Sir John Constantine eBook

This eBook from the Gutenberg Project consists of approximately 502 pages of information about Sir John Constantine.

Sir John Constantine eBook

This eBook from the Gutenberg Project consists of approximately 502 pages of information about Sir John Constantine.

CHAPTER VII.

THE COMPANY OF THE ROSE.

“Alway be merry if thou may,
But waste not thy good alway: 
Have hat of floures fresh as May,
Chapelet of roses of Whitsonday
For sich array ne costneth but lyte.”

          
                                                Romaunt of the Rose.
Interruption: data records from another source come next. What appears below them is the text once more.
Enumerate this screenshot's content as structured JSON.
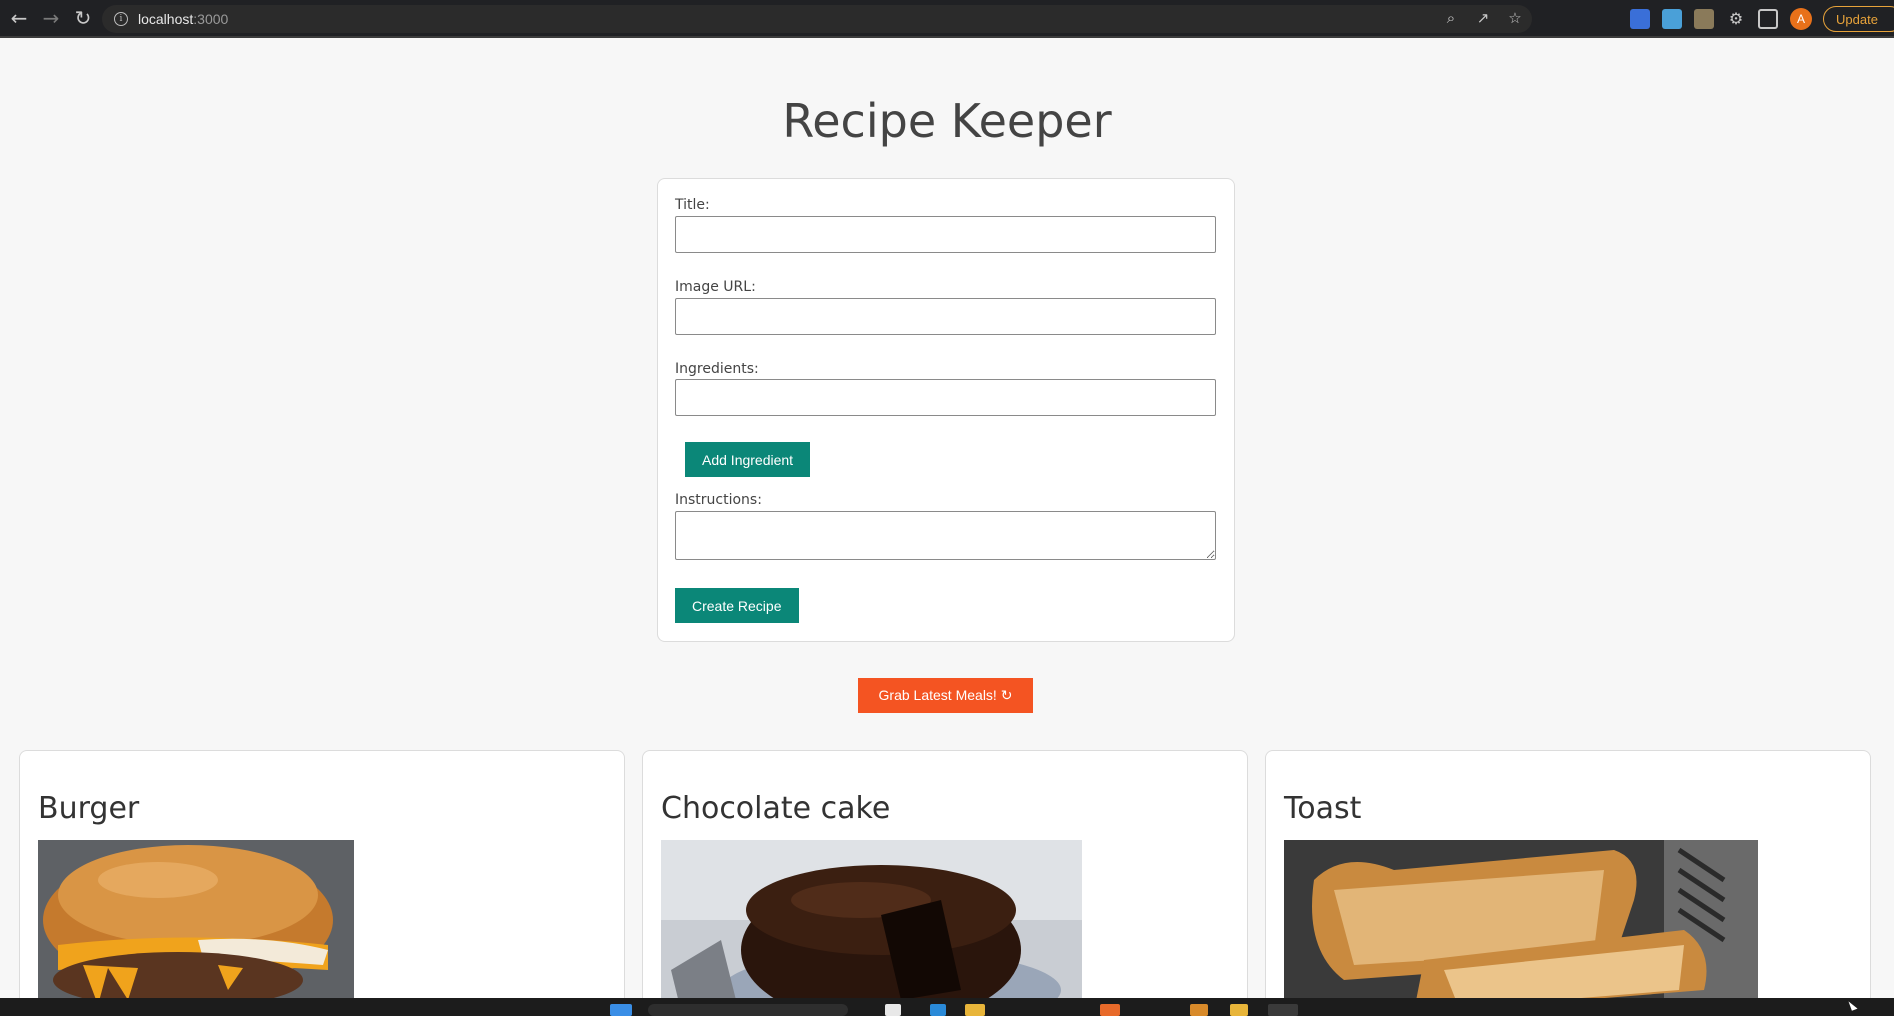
{
  "browser": {
    "url_host": "localhost",
    "url_port": ":3000",
    "avatar_letter": "A",
    "update_label": "Update"
  },
  "page": {
    "title": "Recipe Keeper"
  },
  "form": {
    "title_label": "Title:",
    "image_url_label": "Image URL:",
    "ingredients_label": "Ingredients:",
    "add_ingredient_label": "Add Ingredient",
    "instructions_label": "Instructions:",
    "create_recipe_label": "Create Recipe"
  },
  "grab_button_label": "Grab Latest Meals! ↻",
  "recipes": [
    {
      "title": "Burger"
    },
    {
      "title": "Chocolate cake"
    },
    {
      "title": "Toast"
    }
  ],
  "colors": {
    "accent_teal": "#0b8778",
    "accent_orange": "#f45422"
  }
}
Somerset.  “Let him that is no coward
Pluck a red rose from off this thorn with me.”
First Part of King Henry VI.

Early next morning I was returning, a rosebud in my hand, from the neglected garden to the east of the house, when I spied my father coming towards me along the terraces, and at once felt my ears redden.

“Good morning, lad!” he hailed.  “But where is mine?”

I turned back in silence and picked a bud for him.  “So,” said I, “’twas you, sir, after all, that wrote the advertisement?”

“Hey?” he answered.  “I?  Certainly not.  I noted it and sent you the news-sheet in half a hope that you had been the advertiser.”

“You were mistaken, sir.”

He halted and rubbed his chin.  “Then who the devil can he be, I wonder?  Well, we shall discover.”

“You ride to Falmouth this morning?”

“We have an army to collect,” he answered, gripping me not unkindly by the shoulder.

We rode into Falmouth side by side in silence, Billy Priske following by my father’s command, and each with a red rose pinned to the flap of his hat.  Upon the way we talked, mainly of the Trappist Brothers, and of Dom Basilio, who (it seemed) had at one time been an agent of the British legation at Florence, and in particular had carried my father’s reports and instructions to and fro between Corsica and that city, avoiding the vigilance of the Genoese.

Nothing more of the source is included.